Musk loyalist who slept on floor at Twitter speaks out against backlash after getting fired

Esther Crawford tweets about ‘worst take’ commentators can have ‘watching me go all-in on Twitter 2.0’

Alisha Rahaman Sarkar
Monday 27 February 2023 18:15 GMT

Related: Elon Musk seen sitting with Rupert Murdoch at the Super Bowl

An Elon Musk loyalist pictured sleeping inside Twitter’s office floor to show she was “doing hard things” amid widespread layoffs last year, has been fired from the company.

Esther Crawford, the head of Twitter payments, was among roughly 10 per cent of the staff fired from Twitter in yet another round of job cuts since the billionaire’s takeover of the social media platform.

Twitter Inc has laid off around 200 employees, including product managers, data scientists and engineers who worked on machine learning and site reliability, reported The New York Times, citing people familiar with the matter.

Ms Crawford was pictured sleeping on the office floor in November last year after Mr Musk’s chaotic acquisition of the company.

She had quote tweeted a photo of herself sleeping in the office and said this was because her team was “pushing round the clock to make deadlines”. The former Twitter employee had also added the hashtag “SleepWhereYouWork”.

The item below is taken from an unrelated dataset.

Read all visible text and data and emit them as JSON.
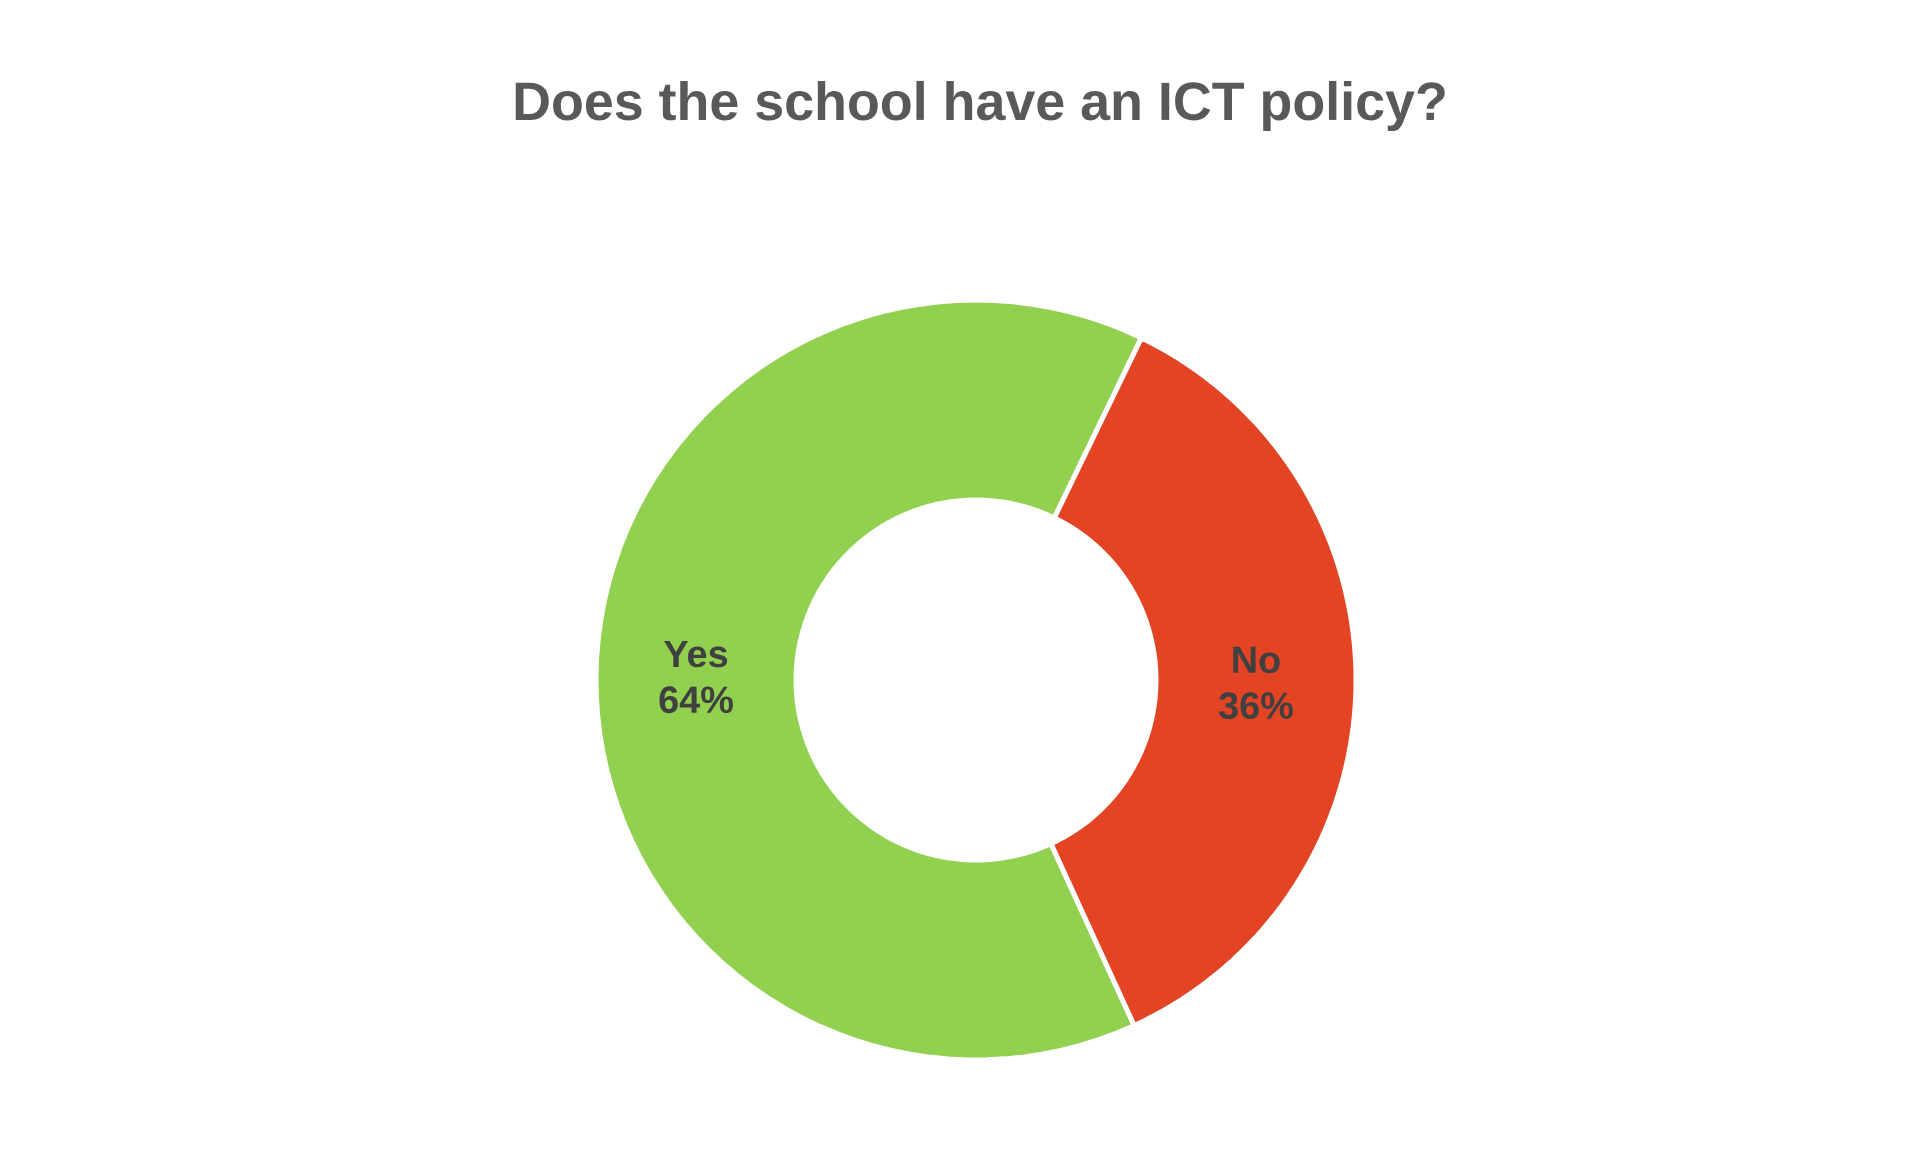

The post had received accusations that Twitter was imposing a toxic work culture, but Ms Crawford had defended the backlash from the tweet in the same thread.

“Since some people are losing their minds I’ll explain: doing hard things requires sacrifice (time, energy, etc),” she said.

“I have teammates around the world who are putting in the effort to bring something new to life so it’s important to me to show up for them and keep the team unblocked.”

Following the Tesla boss’s takeover, Ms Crawford reportedly “began angling for a bigger role”, but was eventually laid off.

She was one of the executives in charge of Twitter Blue – the site’s subscription service.

In a tweet posted on Sunday, Ms Crawford again defended herself and said she was “deeply proud” of her team.

“The worst take you could have from watching me go all-in on Twitter 2.0 is that my optimism or hard work was a mistake. Those who jeer and mock are necessarily on the sidelines and not in the arena,” she said.

Some of the employees learned about their layoffs via emails while others said they figured they were fired when they could no longer log in to the internal system.

Startup founders who joined the company via acquisitions in the past few years said they have also been cut out.

“Waking up to find I’ve been locked out of my email. Looks like I’m let go,” wrote Martijn de Kuijper, the founder of the newsletter startup Revue.

The latest cuts followed brutal mass layoffs in early November last year, when about 3,700 Twitter employees were sacked in a cost-cutting measure by Mr Musk after he acquired the company for $44bn.

The Twitter chief said the service was experiencing a “massive drop in revenue” as advertisers pulled spending amid concerns about content moderation.

Mr Musk had also assured workers in late November that he had no plans for further layoffs.

Last month, the billionaire said the company had a headcount of about 2,300 active employees.